We’re testing whether the independent variable is gender, and we see that it is. You’re fired for having a photo of your wife on your desk if you’re a woman, but not if you’re a man.
Title VII has been violated.
The court in the skydiver case pointed out that the same legal analysis yields the same legal results with regard to other types of cases, too–cases not just about sexual orientation, but also gender stereotypes or gender nonconformity.
Suppose that an employer fires an employee, Patrick, and Patrick alleges gender discrimination. So we ask what it was about Patrick that was cited as the basis for his firing (that’s the trait). We discover that Patrick was fired for wearing makeup. So the control variable is wearing makeup. Because this is the control variable, we can’t mess around with it; it must remain constant.
But it’s clear that the firing isn’t really about wearing makeup, because Patricia also wears makeup, and she was not fired. We have disparate outcomes, and the dependent variable is fired or retained.
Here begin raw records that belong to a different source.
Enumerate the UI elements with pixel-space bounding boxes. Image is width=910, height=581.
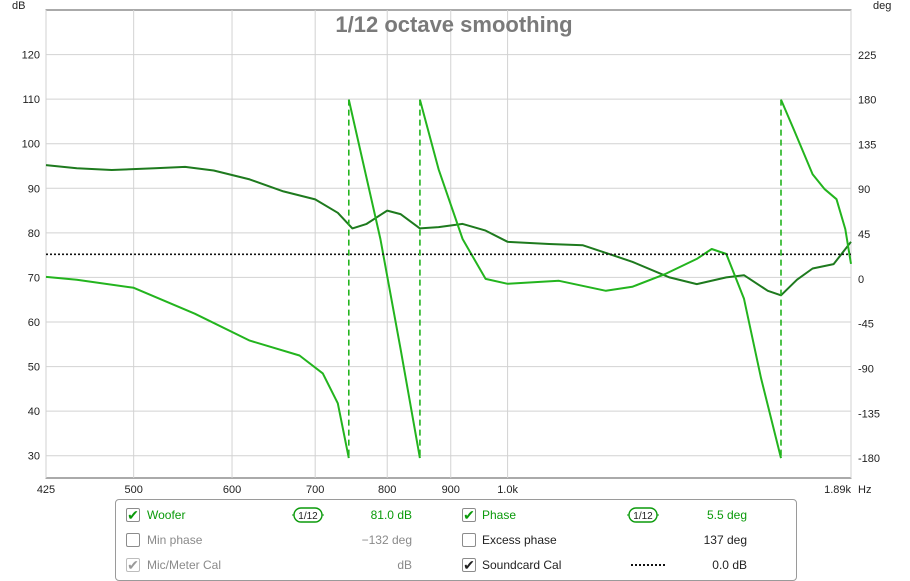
woofer-smoothing-label: 1/12 [298,511,318,522]
mic-cal-checkbox[interactable]: ✔ [126,557,140,573]
right-tick-label: 180 [858,95,876,107]
series-phase [780,99,852,265]
left-tick-label: 90 [28,183,40,195]
woofer-smoothing-icon[interactable]: 1/12 [292,507,324,523]
x-tick-label: 900 [442,484,460,496]
x-tick-label: 1.0k [497,484,518,496]
phase-value: 5.5 deg [706,508,747,522]
plot-frame [45,9,852,479]
left-tick-label: 70 [28,272,40,284]
mic-cal-label: Mic/Meter Cal [147,558,222,572]
series-woofer [45,164,852,297]
left-tick-label: 100 [22,139,40,151]
x-tick-label: 500 [124,484,142,496]
phase-smoothing-icon[interactable]: 1/12 [627,507,659,523]
phase-checkbox[interactable]: ✔ [462,507,476,523]
left-axis: 30 40 50 60 70 80 90 100 110 120 [22,50,40,463]
legend-row-min-phase: Min phase −132 deg Excess phase 137 deg [116,530,796,550]
series-phase [347,99,421,459]
left-tick-label: 30 [28,451,40,463]
series-phase [45,275,350,459]
phase-label: Phase [482,508,517,522]
right-tick-label: -180 [858,453,880,465]
excess-phase-checkbox[interactable] [462,533,476,547]
right-tick-label: 90 [858,184,870,196]
woofer-label: Woofer [147,508,186,522]
left-tick-label: 40 [28,406,40,418]
left-tick-label: 120 [22,50,40,62]
soundcard-cal-line-swatch [631,564,665,566]
min-phase-label: Min phase [147,533,203,547]
excess-phase-label: Excess phase [482,533,557,547]
right-tick-label: 135 [858,139,876,151]
left-tick-label: 80 [28,228,40,240]
x-axis: 425 500 600 700 800 900 1.0k 1.89k [37,484,852,496]
phase-smoothing-label: 1/12 [633,511,653,522]
legend-panel: ✔ Woofer 1/12 81.0 dB ✔ Phase 1/12 5.5 d… [115,499,797,581]
x-tick-label: 600 [223,484,241,496]
left-tick-label: 50 [28,362,40,374]
right-axis: 225 180 135 90 45 0 -45 -90 -135 -180 [858,50,880,465]
min-phase-value: −132 deg [361,533,412,547]
x-tick-label: 425 [37,484,55,496]
min-phase-checkbox[interactable] [126,533,140,547]
x-tick-label: 700 [306,484,324,496]
woofer-value: 81.0 dB [370,508,412,522]
excess-phase-value: 137 deg [703,533,747,547]
grid [45,9,852,479]
right-tick-label: 225 [858,50,876,62]
chart: 30 40 50 60 70 80 90 100 110 120 225 180 135 90 45 0 -4… [12,0,891,496]
chart-title: 1/12 octave smoothing [335,12,572,37]
right-tick-label: -90 [858,363,874,375]
right-tick-label: 45 [858,229,870,241]
right-tick-label: -45 [858,319,874,331]
x-tick-label: 800 [378,484,396,496]
right-tick-label: 0 [858,274,864,286]
soundcard-cal-checkbox[interactable]: ✔ [462,557,476,573]
left-tick-label: 110 [22,94,40,106]
right-tick-label: -135 [858,408,880,420]
woofer-checkbox[interactable]: ✔ [126,507,140,523]
left-tick-label: 60 [28,317,40,329]
mic-cal-value: dB [397,558,412,572]
legend-row-woofer: ✔ Woofer 1/12 81.0 dB ✔ Phase 1/12 5.5 d… [116,505,796,525]
legend-row-calibration: ✔ Mic/Meter Cal dB ✔ Soundcard Cal 0.0 d… [116,555,796,575]
right-axis-unit: deg [873,0,891,12]
plot-area [45,99,852,459]
x-tick-label: 1.89k [824,484,851,496]
left-axis-unit: dB [12,0,25,12]
x-axis-unit: Hz [858,484,871,496]
series-phase [418,99,782,459]
soundcard-cal-value: 0.0 dB [712,558,747,572]
soundcard-cal-label: Soundcard Cal [482,558,562,572]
We’re testing whether the independent variable is gender, and we see that it is. You’re fired for wearing makeup if you’re a man, but not if you’re a woman.
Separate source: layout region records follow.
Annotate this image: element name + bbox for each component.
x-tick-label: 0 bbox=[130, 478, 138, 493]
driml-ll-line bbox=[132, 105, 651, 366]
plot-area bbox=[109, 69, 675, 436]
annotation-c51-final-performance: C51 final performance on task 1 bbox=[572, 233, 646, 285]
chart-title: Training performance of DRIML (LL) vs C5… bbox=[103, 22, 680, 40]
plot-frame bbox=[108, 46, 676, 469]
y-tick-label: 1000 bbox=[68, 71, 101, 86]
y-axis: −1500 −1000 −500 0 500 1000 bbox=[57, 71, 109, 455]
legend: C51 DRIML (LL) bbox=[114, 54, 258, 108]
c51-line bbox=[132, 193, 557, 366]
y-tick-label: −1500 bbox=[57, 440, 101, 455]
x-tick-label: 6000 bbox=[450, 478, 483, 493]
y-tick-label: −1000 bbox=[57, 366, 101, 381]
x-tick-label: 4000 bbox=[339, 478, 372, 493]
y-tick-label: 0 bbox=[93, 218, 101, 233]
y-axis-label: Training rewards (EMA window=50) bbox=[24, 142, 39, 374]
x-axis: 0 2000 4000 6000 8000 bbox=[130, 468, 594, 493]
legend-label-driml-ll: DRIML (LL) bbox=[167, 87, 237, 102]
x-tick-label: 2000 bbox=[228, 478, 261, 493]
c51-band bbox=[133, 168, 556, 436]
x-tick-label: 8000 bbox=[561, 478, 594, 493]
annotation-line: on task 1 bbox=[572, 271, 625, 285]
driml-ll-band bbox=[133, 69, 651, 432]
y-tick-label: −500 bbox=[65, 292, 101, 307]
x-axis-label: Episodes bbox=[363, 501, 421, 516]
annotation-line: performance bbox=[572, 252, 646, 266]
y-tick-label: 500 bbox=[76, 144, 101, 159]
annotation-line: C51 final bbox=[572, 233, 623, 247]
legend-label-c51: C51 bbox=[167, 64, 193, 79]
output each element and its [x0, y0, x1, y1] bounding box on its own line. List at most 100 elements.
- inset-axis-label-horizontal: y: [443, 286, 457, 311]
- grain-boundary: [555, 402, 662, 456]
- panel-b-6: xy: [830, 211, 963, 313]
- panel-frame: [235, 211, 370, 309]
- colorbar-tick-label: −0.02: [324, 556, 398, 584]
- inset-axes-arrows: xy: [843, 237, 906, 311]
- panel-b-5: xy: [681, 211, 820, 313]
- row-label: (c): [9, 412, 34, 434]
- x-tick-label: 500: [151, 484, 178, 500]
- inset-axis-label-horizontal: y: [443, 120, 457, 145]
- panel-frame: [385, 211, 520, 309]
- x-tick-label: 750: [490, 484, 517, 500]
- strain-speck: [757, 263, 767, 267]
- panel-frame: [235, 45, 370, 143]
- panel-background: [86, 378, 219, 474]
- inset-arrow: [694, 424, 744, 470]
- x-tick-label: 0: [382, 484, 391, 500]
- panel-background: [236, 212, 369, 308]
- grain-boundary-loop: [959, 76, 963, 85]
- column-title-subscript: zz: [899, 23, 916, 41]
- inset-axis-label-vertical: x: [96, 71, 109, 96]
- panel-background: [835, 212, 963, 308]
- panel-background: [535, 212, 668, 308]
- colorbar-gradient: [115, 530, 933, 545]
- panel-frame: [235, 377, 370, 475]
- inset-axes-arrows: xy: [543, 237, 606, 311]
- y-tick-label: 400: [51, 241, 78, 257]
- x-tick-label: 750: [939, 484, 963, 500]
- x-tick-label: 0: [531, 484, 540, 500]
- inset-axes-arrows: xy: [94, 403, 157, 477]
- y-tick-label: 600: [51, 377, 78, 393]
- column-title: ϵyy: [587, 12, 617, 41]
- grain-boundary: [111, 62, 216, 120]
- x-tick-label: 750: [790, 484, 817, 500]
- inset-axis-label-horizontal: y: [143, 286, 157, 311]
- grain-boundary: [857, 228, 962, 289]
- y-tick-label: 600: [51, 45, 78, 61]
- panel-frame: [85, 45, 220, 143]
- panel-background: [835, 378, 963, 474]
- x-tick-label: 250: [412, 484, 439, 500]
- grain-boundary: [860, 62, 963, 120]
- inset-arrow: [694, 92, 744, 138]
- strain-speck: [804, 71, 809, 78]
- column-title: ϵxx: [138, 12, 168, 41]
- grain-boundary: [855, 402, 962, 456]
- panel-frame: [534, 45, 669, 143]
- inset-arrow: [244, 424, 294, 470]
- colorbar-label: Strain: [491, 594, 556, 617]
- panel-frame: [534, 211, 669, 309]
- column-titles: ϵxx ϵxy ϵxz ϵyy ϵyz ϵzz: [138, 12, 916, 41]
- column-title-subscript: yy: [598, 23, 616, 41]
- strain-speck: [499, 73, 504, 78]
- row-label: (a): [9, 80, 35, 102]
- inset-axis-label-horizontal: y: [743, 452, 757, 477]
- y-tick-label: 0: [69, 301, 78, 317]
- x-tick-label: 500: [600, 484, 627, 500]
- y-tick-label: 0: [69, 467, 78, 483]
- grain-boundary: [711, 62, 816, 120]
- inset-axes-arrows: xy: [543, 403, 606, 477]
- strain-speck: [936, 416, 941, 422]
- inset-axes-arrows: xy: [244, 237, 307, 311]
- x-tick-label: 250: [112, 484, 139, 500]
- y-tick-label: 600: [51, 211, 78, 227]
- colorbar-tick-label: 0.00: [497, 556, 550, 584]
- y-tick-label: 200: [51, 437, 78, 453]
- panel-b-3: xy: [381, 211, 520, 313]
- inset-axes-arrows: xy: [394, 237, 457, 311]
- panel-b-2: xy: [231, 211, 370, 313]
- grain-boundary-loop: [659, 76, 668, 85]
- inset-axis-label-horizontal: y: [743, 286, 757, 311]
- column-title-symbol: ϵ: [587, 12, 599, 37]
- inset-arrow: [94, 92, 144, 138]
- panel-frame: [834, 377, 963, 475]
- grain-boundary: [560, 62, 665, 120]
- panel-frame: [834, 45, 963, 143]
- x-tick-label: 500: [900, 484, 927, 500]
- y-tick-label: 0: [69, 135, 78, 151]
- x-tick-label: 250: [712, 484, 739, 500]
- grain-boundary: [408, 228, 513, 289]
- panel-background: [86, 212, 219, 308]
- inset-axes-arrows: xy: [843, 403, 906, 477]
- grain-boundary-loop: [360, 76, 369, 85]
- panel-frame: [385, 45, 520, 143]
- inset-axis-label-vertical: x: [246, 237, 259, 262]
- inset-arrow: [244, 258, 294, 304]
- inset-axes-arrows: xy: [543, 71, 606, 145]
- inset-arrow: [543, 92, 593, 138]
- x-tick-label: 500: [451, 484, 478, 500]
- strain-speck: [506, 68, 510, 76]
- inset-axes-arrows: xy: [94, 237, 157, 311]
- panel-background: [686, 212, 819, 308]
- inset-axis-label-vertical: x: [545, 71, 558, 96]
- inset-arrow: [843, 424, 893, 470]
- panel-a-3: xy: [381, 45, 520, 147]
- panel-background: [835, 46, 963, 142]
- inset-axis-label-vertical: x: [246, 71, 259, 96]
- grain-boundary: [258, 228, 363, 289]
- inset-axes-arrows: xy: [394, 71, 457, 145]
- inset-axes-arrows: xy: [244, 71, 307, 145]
The employment decision was based on sex. (There may be other issues involved, like whether gender conformity is a legitimate requirement for doing a certain job, but the employer would now be on the defensive, having to justify what a court would clearly regard as gender discrimination under Title VII.)
These are undoubtedly results that drive right-wing dogmatists to distraction. But that is because reality drives them to distraction, as does science. It is illegal to target an employee because of the employee’s sex, and when an employer does target an employee for being gay or bisexual or gender-nonconforming, the employer is targeting an employee because of his or her sex.
As controversial as the Second Circuit’s decision will undoubtedly be, the court constructed its analysis in such a way as to render its judgment inescapable. When law and science collide, they make a beautiful glow.